On page 40 we have an image of what is surely the main index to the collections.  What used to be a card catalogue is now a bunch of computers.  The architect has outdone himself by putting the computers way out of reach atop those self-conscious bar tables you find in trendy restaurants.  Likely, wheelchair users and other non-gymnasts will be off in a corner at an ordinary temporary desk. 



Principles 1,2 & 7 again.

On page 39 we seem to be looking into the cafe, which presents a long counter too high for a wheelchair user.  Doubtless the cashier will be elevated at some distance above a customer, and wheelchair users will have to fumble with the credit card machine and won't be allowed to see the register screen.

1,2 & 7........

Finally. on page 42, is what we hope architects learn in architect school.  A seamless blending of a ramp for accessibility and stairs for seating.  Wheelchairs can get to the lower level and virtually any seating level.  Bravo!

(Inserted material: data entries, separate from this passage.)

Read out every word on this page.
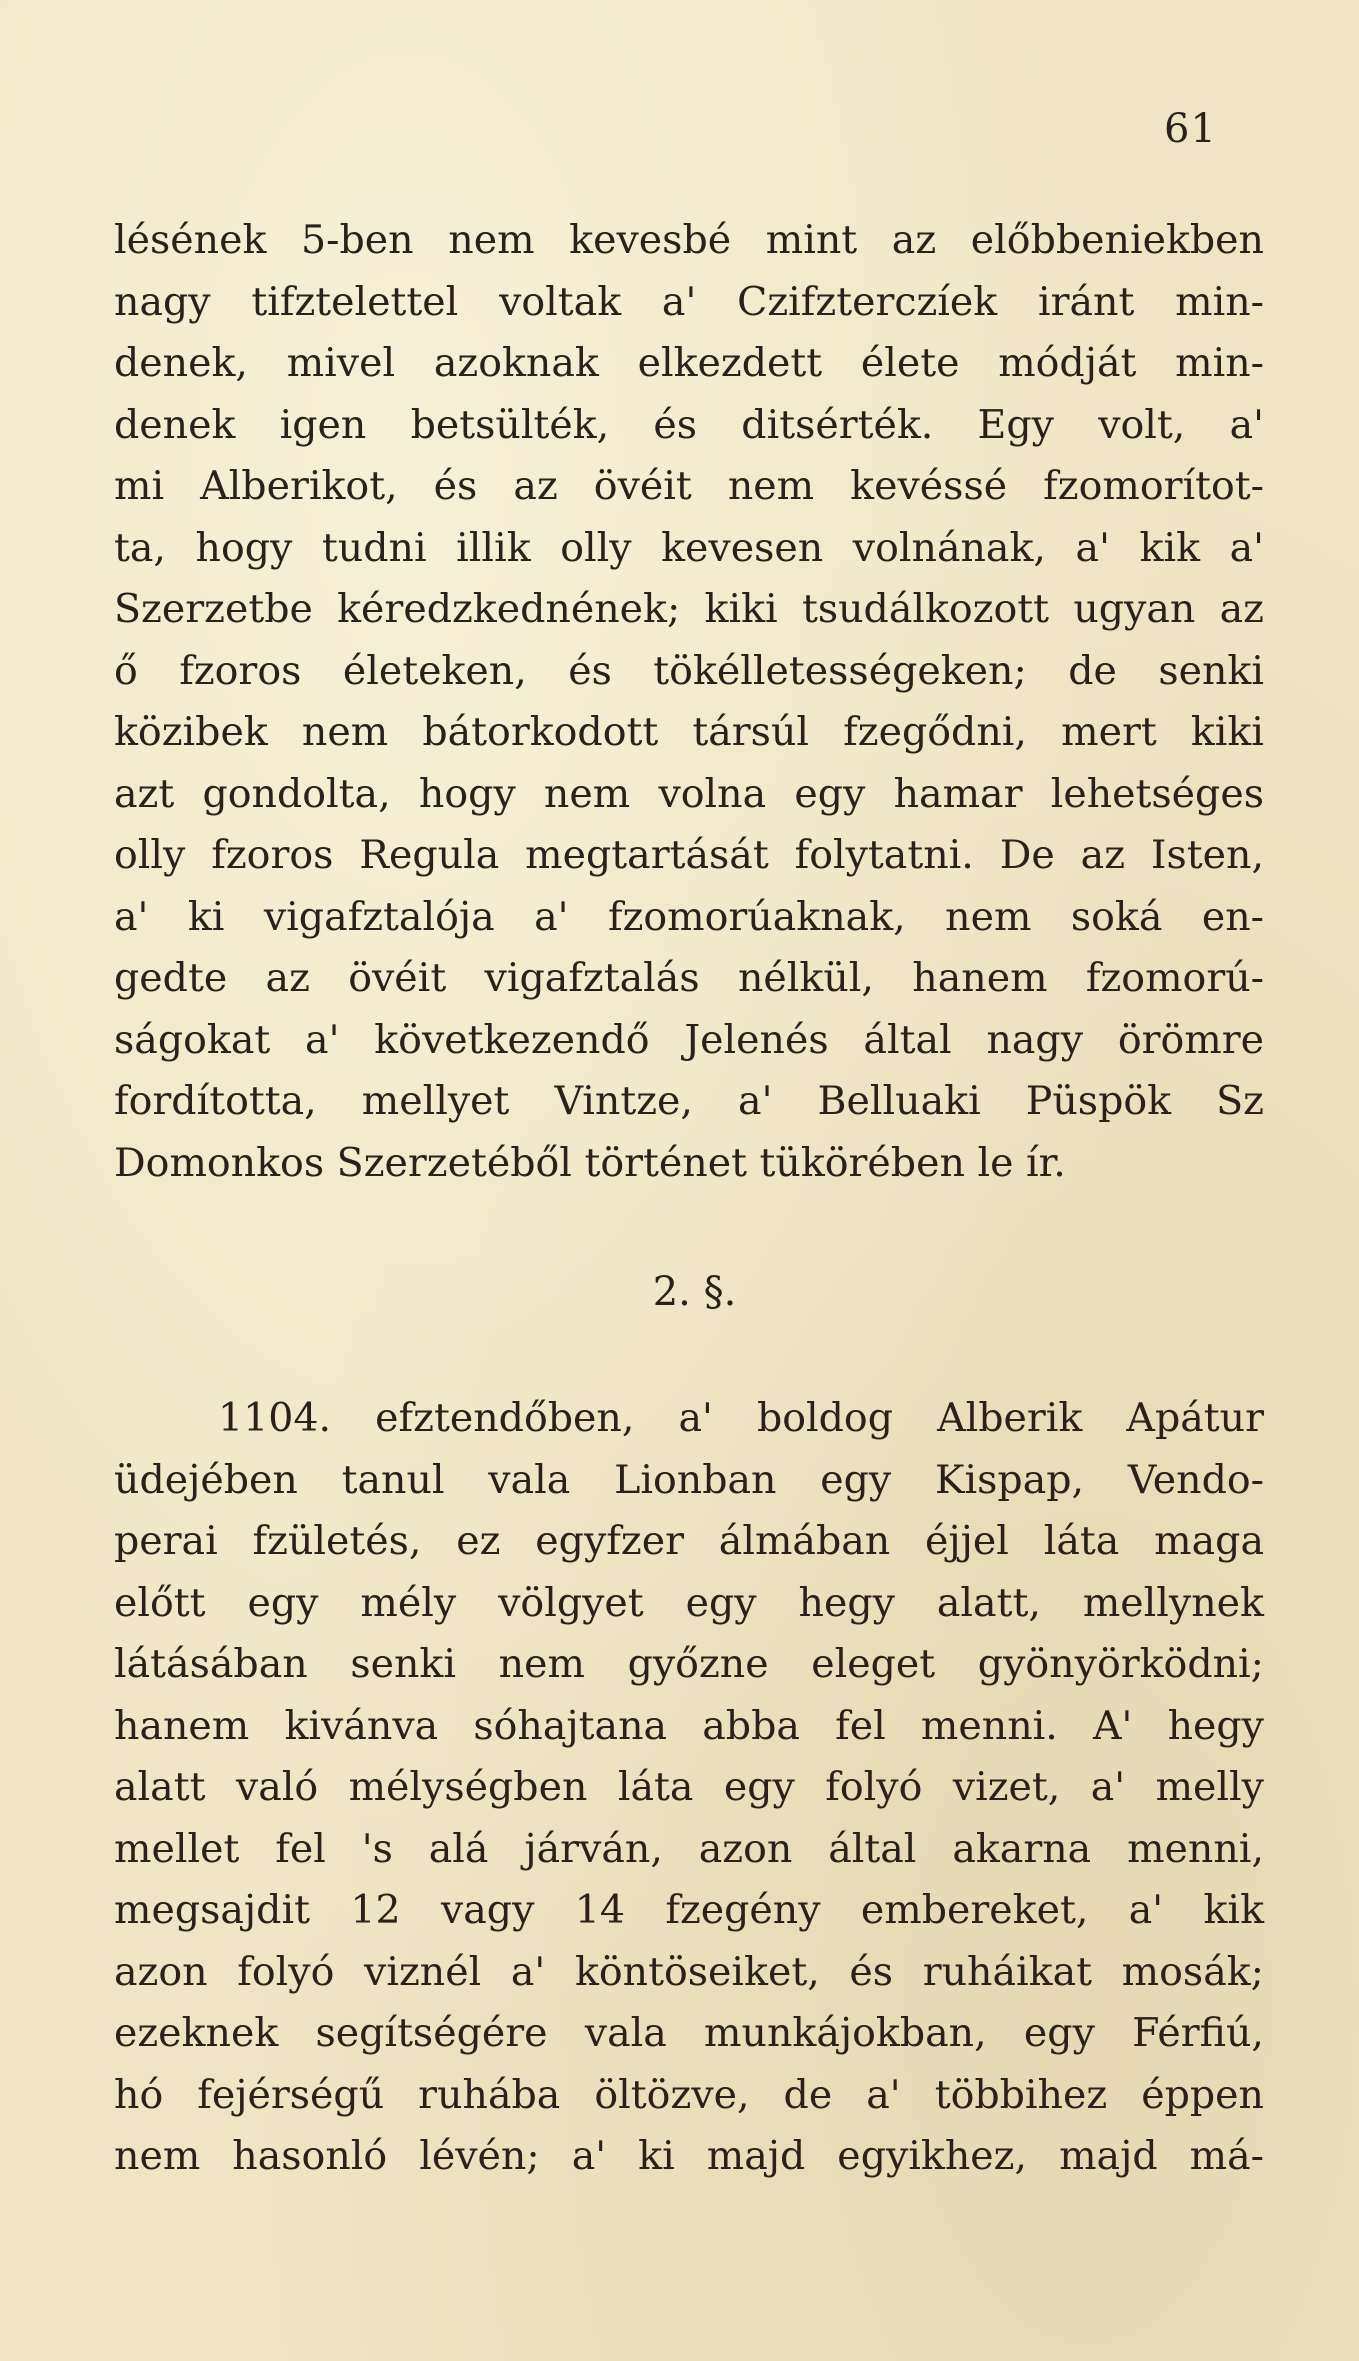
61
lésének 5-ben nem kevesbé mint az előbbeniekben
nagy tifztelettel voltak a' Czifzterczíek iránt min-
denek, mivel azoknak elkezdett élete módját min-
denek igen betsülték, és ditsérték. Egy volt, a'
mi Alberikot, és az övéit nem kevéssé fzomorítot-
ta, hogy tudni illik olly kevesen volnának, a' kik a'
Szerzetbe kéredzkednének; kiki tsudálkozott ugyan az
ő fzoros életeken, és tökélletességeken; de senki
közibek nem bátorkodott társúl fzegődni, mert kiki
azt gondolta, hogy nem volna egy hamar lehetséges
olly fzoros Regula megtartását folytatni. De az Isten,
a' ki vigafztalója a' fzomorúaknak, nem soká en-
gedte az övéit vigafztalás nélkül, hanem fzomorú-
ságokat a' következendő Jelenés által nagy örömre
fordította, mellyet Vintze, a' Belluaki Püspök Sz
Domonkos Szerzetéből történet tükörében le ír.
2. §.
1104. efztendőben, a' boldog Alberik Apátur
üdejében tanul vala Lionban egy Kispap, Vendo-
perai fzületés, ez egyfzer álmában éjjel láta maga
előtt egy mély völgyet egy hegy alatt, mellynek
látásában senki nem győzne eleget gyönyörködni;
hanem kivánva sóhajtana abba fel menni. A' hegy
alatt való mélységben láta egy folyó vizet, a' melly
mellet fel 's alá járván, azon által akarna menni,
megsajdit 12 vagy 14 fzegény embereket, a' kik
azon folyó viznél a' köntöseiket, és ruháikat mosák;
ezeknek segítségére vala munkájokban, egy Férfiú,
hó fejérségű ruhába öltözve, de a' többihez éppen
nem hasonló lévén; a' ki majd egyikhez, majd má-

For this one act of inclusion, all is not forgiven.  Don't you believe the "oversight" excuse.  Disabled folk are invisible in Halifax, just as they're omitted in these 74 pages.  Clearly, this architect doesn't know from accessible.

Gus Reed


2 comments:

David MacLean said...

The accessibility of the seating area does blend very well. I would, however, like to see high curbs and/or handrails on the the leading edge of the upper ramp level. This could be a nasty spill waiting to happen if a wheel should slip off the edge!

Anonymous said...

Hi Library Fans,

Haven't been able to attend the meetings but am hoping that the new library will integrate the latest architectural thinking about accessibility for those who are "other-abled" - folks who use walkers, wheelchairs, canes, those who are blind and low-visioned and people who are deaf or hard of hearing. (I'm sure I've left someone out) Seems that the on-line planning docs, which state only that the building will be barrier-free, are a little thin. Halifax, indeed the province, is not famous for its accessibility and its old-fashioned by-laws and antique building codes haven't kept up with forward thinking communities in this area so observing minimum standards set by these laws and regulations won't be enough to make the new library as inclusive as it should or can be. Stairs are not inclusive but ramps and elevators are - wide doorways, automated doors, seating areas and meeting rooms that have room for everyone (and their equipment), low check-out counters for seated patrons, excellent lighting and equipment that is available to and easily usable by everyone is best. Our city has many places, including some libraries, that are simply off limits to people with disabilities - this library should break that mold and set the standard for the future. Canada recently ratified the United Nations Charter on the Rights of Persons with Disabilities so its time to stop blaming hilly terrain and lack of funds for its failure to be inclusive. Seek out disabled patrons and groups and get their views - folks may be too shy or simply not be able to get to your meetings. Parents of disabled children should be consulted too. This can be simply the best library ever! Good luck.